Skin-in-the-Game: Decision Making via Multi-Stakeholder Alignment in LLMs
Bilgehan Sel, Priya Shanmugasundaram, Mohammad Kachuee, Kun Zhou, Ruoxi Jia, Ming Jin
TL;DR
The paper tackles the challenge of moral reasoning in LLMs by introducing Skin-in-the-Game (SKIG), a multi-turn, multi-perspective framework that simulates accountability by evaluating decisions from numerous stakeholder viewpoints. SKIG formalizes decision-making as an implicit mesa-optimization over aggregated stakeholder utilities, incorporating a scenario generator, an aggregation mechanism, and a scenario evaluator, with theoretical generalization guarantees that improve as the number of simulated scenarios increases and the LLM's modeling capacity improves. Empirically, SKIG outperforms standard prompting, chain-of-thought, and Thought Experiment baselines across multiple moral benchmarks (MMLU Moral Scenarios, Moral Stories, ETHICS Commonsense Morality, Social Chemistry 101) and models, with ablations showing empathy and risk assessment as the most impactful components. The work demonstrates that multi-turn, stakeholder-aware prompting yields more consistent, robust, and ethically aligned decisions, offering a path toward safer and more responsible AI-assisted decision making in ethically nuanced domains; limitations include domain scope and risk of generating harmful outputs that require mitigation strategies.
Abstract
Large Language Models (LLMs) have shown remarkable capabilities in tasks such as summarization, arithmetic reasoning, and question answering. However, they encounter significant challenges in the domain of moral reasoning and ethical decision-making, especially in complex scenarios with multiple stakeholders.

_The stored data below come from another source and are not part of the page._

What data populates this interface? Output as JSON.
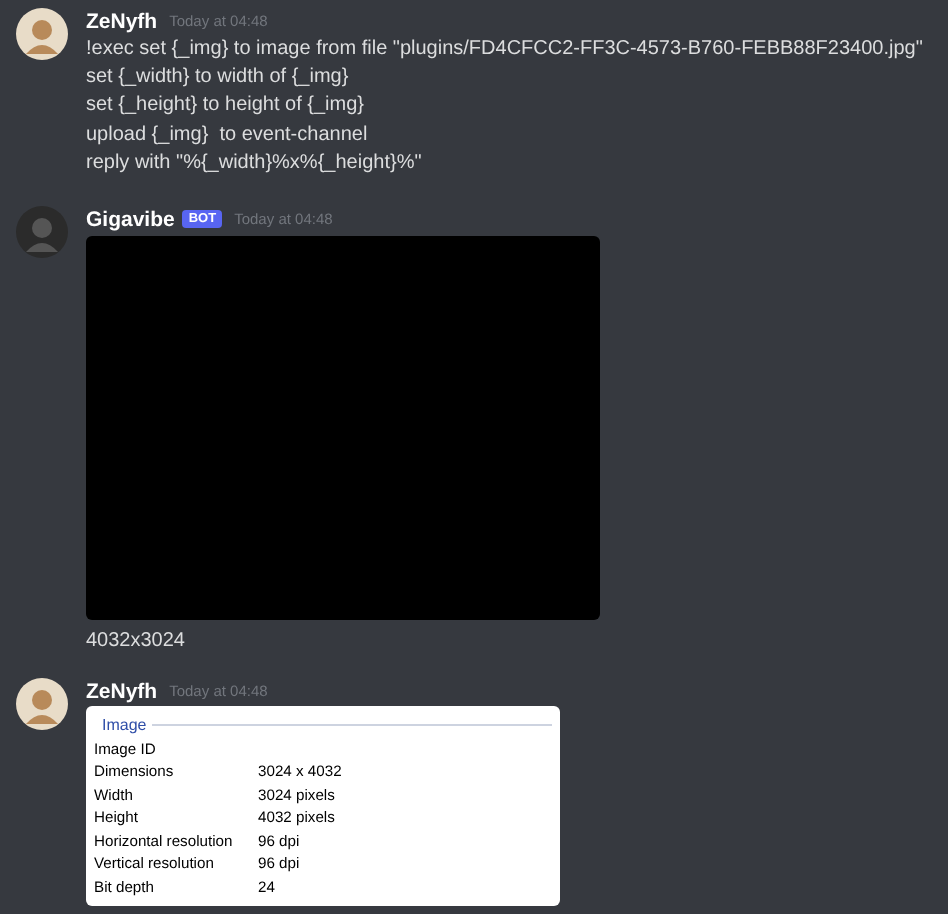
{
  "messages": [
    {
      "kind": "text",
      "author": "ZeNyfh",
      "bot": false,
      "time": "Today at 04:48",
      "lines": [
        "!exec set {_img} to image from file \"plugins/FD4CFCC2-FF3C-4573-B760-FEBB88F23400.jpg\"",
        "set {_width} to width of {_img}",
        "set {_height} to height of {_img}",
        "upload {_img}  to event-channel",
        "reply with \"%{_width}%x%{_height}%\""
      ]
    },
    {
      "author": "Gigavibe",
      "bot": true,
      "badge": "BOT",
      "time": "Today at 04:48",
      "lines": [
        "4032x3024"
      ]
    },
    {
      "kind": "embed",
      "author": "ZeNyfh",
      "bot": false,
      "time": "Today at 04:48",
      "embed": {
        "legend": "Image",
        "rows": [
          {
            "label": "Image ID"
          },
          {
            "label": "Dimensions",
            "value": "3024 x 4032"
          },
          {
            "label": "Width",
            "value": "3024 pixels"
          },
          {
            "label": "Height",
            "value": "4032 pixels"
          },
          {
            "label": "Horizontal resolution",
            "value": "96 dpi"
          },
          {
            "label": "Vertical resolution",
            "value": "96 dpi"
          },
          {
            "label": "Bit depth",
            "value": "24"
          }
        ]
      }
    }
  ]
}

This paper introduces the Skin-in-the-Game (SKIG) framework, aimed at enhancing moral reasoning in LLMs by exploring decisions' consequences from multiple stakeholder perspectives. Central to SKIG's mechanism is simulating accountability for actions, which, alongside empathy exercises and risk assessment, is pivotal to its effectiveness. We validate SKIG's performance across various moral reasoning benchmarks with proprietary and opensource LLMs, and investigate its crucial components through extensive ablation analyses.